Introduction: The following are a series of articles related to education which appeared in the Washington Standard, published in Olympia.
Our Public Schools
Report of Superintendent Henry Shows a Very Satisfactory Condition.
The annual report of Supt. Henry shows that there has been a gratifying increase of pupils and attendance the past year. There are 3,650 school children, an increase of 157. The number who attended school as required by law footed up 2,876, which is forty more than last year. The average daily attendance was 1,882.29, and total actual days attendance 292,265. The number of teachers employed aggregate 110, of which 26 were men and 84 women; the average salary to the former being $55.67 and the latter houses and grounds is placed at $177,885; furniture, $12,304; apparatus, $4,026, and libraries, $1,960. There 68 districts, two of which were organized the past year.
But eight districts are under a bonded indebtedness, while in 1902 there were twelve.
August 2, 1903
County Superintendent Brown Monday received from the State Superintendent’s office the list of successful applicants for teachers’ certificates at the late examination.
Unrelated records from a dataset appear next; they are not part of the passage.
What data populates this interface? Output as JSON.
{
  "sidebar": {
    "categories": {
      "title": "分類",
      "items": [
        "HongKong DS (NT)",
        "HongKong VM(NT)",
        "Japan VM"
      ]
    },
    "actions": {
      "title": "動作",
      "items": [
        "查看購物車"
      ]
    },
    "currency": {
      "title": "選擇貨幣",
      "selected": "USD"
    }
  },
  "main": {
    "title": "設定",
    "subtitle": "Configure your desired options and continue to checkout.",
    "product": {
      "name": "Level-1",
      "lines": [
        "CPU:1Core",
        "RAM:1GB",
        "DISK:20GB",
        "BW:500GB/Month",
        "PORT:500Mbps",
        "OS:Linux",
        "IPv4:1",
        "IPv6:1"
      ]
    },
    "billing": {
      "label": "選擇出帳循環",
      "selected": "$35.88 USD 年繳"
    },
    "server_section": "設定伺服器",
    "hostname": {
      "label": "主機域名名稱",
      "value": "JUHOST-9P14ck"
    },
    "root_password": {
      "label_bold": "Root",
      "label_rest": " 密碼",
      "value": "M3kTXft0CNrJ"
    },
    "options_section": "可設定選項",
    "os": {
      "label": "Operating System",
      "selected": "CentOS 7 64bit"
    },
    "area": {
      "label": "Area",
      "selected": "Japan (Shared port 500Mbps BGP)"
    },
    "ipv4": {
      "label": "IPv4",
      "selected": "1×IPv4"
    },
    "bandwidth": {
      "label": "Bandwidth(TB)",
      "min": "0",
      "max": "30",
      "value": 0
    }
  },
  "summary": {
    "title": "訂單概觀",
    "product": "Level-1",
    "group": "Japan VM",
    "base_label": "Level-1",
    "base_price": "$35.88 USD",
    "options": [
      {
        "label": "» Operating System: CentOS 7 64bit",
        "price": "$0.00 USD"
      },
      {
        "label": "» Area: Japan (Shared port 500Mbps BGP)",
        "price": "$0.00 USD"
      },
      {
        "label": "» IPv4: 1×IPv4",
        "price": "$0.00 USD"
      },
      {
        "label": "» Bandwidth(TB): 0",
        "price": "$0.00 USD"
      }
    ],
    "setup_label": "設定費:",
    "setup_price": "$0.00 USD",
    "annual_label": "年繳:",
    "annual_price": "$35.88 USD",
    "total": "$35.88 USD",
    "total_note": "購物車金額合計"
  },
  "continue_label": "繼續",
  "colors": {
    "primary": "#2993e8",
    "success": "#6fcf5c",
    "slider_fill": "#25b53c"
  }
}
The successful applicants from Thurston County were: Martha Grout, Rose Woods, Maude Howland, of Olympia; Gertrude Howland, B.M. Davenport, Little Rock; Mary F. Conway, Meadow; Allie Norman, Pleasant Glade; Herbert Raymond, Collinsdale; Emma Whittier, Chambers Prairie; Agatha Shirley, Rochester, Edna E. Wiseman, Gull Harbor; Bertha Radike, Lacey; A. Birdie Cooper, Yelm, and E.N. Steele, Tenino. First grade certificates- Gracie Greenback, Olympia; Lillian Abernethy, S.I. Stone, Yelm, and Geo. W. Sickles, Tumwater.